SOMETHING CURIOUS HAPPENED TO JOE AYALA
In the Sixties, he was one of the country’s leading short story writers in English, depicting with existential realism the life of the peasant farmer, the dockworker, the priest and the deranged convent girl, a government man, beauty and beast in a circus, prisoners in a lonely mountain-locked existence. He was reprinted twice in Short Story International. He was in his mid-thirties.
Then early in the Seventies, and abruptly as he quit smoking five packs of Kent a day, he stopped writing and began to paint. He produced small delicate watercolors of a gentle brooding quiet — wide expanses of horizontal space peopled by geometric shape, ice cubes, creatures of wire or weird stones, zigzag ribbons of clouds, obelisks, strange mechanical animals.
He used space like the Surrealists, but unlike them he created new forms of life entirely alien to anything one has perceived in the existence as a human being. He was creating within a unique context a form of abstract expressionism.
These surrealist pieces were alternated with experiments in melted wax crayon, plastics, drawings, collages and large canvasses in acrylic with bold colorful stripes in a variety of movements, counterpoints, interlocking figures and perspectives. His worlds exuded at this stage a strongly musical cadence.
In the Eighties, he devised overall designs in pen and ink and acrylics reminiscent of batik except that instead of replicating one design, not one portion of the canvas resembled another. These had a Malaysian feel. Others seemed like rich variations on paisley, the classic East Indian design. Every inch of space contained something to see, so that one could stay with one canvas for hours especially as some of these are monumental in size and diminutive in detail.
On the side he did collages that tended more to be of Easter religious content some of which are witty or ironic. His surreal use of space comes through even with decoupage.

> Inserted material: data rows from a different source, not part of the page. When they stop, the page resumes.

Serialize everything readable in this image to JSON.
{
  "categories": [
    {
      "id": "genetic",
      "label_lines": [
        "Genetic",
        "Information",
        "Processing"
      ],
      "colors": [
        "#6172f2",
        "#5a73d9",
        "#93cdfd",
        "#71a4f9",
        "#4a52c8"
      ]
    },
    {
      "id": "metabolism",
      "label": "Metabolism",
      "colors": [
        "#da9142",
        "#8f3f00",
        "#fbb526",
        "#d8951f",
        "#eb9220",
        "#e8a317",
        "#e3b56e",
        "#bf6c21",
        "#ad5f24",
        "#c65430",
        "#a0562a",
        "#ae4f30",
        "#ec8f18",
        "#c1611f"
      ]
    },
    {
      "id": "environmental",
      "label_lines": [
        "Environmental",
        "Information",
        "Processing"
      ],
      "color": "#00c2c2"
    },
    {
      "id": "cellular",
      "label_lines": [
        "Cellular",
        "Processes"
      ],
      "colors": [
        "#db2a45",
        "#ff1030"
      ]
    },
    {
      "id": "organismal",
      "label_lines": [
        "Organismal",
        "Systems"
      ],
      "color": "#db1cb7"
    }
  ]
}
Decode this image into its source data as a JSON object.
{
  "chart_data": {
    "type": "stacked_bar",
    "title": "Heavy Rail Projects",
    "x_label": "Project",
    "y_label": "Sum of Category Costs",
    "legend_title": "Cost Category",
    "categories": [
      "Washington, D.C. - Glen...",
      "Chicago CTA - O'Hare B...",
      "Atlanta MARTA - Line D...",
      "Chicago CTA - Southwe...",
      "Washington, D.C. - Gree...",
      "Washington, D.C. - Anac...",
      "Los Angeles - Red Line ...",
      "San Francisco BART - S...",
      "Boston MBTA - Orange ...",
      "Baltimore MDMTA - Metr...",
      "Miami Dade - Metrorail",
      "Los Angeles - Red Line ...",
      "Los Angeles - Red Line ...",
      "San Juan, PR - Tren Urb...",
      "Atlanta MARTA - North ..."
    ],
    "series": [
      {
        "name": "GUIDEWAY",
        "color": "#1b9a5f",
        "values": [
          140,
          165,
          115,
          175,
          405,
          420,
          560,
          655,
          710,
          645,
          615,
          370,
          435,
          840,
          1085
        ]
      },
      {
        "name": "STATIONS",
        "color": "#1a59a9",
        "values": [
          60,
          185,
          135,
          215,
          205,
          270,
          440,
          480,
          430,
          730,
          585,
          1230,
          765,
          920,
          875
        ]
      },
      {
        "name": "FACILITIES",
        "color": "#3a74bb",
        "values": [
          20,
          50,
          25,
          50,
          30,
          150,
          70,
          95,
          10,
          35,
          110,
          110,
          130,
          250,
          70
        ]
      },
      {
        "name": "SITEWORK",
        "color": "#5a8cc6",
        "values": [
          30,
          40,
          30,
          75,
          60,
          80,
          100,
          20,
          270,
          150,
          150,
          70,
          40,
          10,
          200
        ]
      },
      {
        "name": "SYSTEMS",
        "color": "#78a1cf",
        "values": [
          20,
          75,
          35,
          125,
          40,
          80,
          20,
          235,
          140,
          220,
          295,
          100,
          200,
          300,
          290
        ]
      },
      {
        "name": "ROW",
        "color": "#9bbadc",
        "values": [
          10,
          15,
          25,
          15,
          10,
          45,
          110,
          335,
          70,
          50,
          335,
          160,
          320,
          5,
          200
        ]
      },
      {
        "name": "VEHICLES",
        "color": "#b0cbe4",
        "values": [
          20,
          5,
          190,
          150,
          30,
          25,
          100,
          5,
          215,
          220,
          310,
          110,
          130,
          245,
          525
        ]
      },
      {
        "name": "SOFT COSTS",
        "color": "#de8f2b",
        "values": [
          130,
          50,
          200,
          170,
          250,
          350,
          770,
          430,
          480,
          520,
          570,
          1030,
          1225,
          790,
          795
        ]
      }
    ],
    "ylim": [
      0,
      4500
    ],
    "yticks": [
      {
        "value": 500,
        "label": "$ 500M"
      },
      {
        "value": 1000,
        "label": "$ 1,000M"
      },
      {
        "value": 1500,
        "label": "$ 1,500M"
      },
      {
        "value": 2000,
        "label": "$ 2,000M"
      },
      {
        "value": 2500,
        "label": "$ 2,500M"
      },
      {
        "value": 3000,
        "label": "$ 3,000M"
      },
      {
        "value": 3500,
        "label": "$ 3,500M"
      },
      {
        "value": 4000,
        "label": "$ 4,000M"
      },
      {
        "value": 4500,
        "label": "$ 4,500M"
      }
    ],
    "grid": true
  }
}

The artist is of naturalized Sino-Hispanic parentage and on the maternal side can be traced to the large Veloso clan of Cebu. He was educated at the Ateneo de Manila and University of the Philippines in science and agricultural courses. He has taught at the Xavier University, worked with advertising agencies, banks and magazines, and at one time wrote for the cultural section of the US Embassy. As a painter he has exhibited with the Solidaridad Galleries, SIning Kamalig, Davao Museum and Gallery, Asiatic Gallery, Art Centre Davao, and the Cultural Center of the Philippines. In Davao City where he lives on weekends he is the official godfather of younger artists.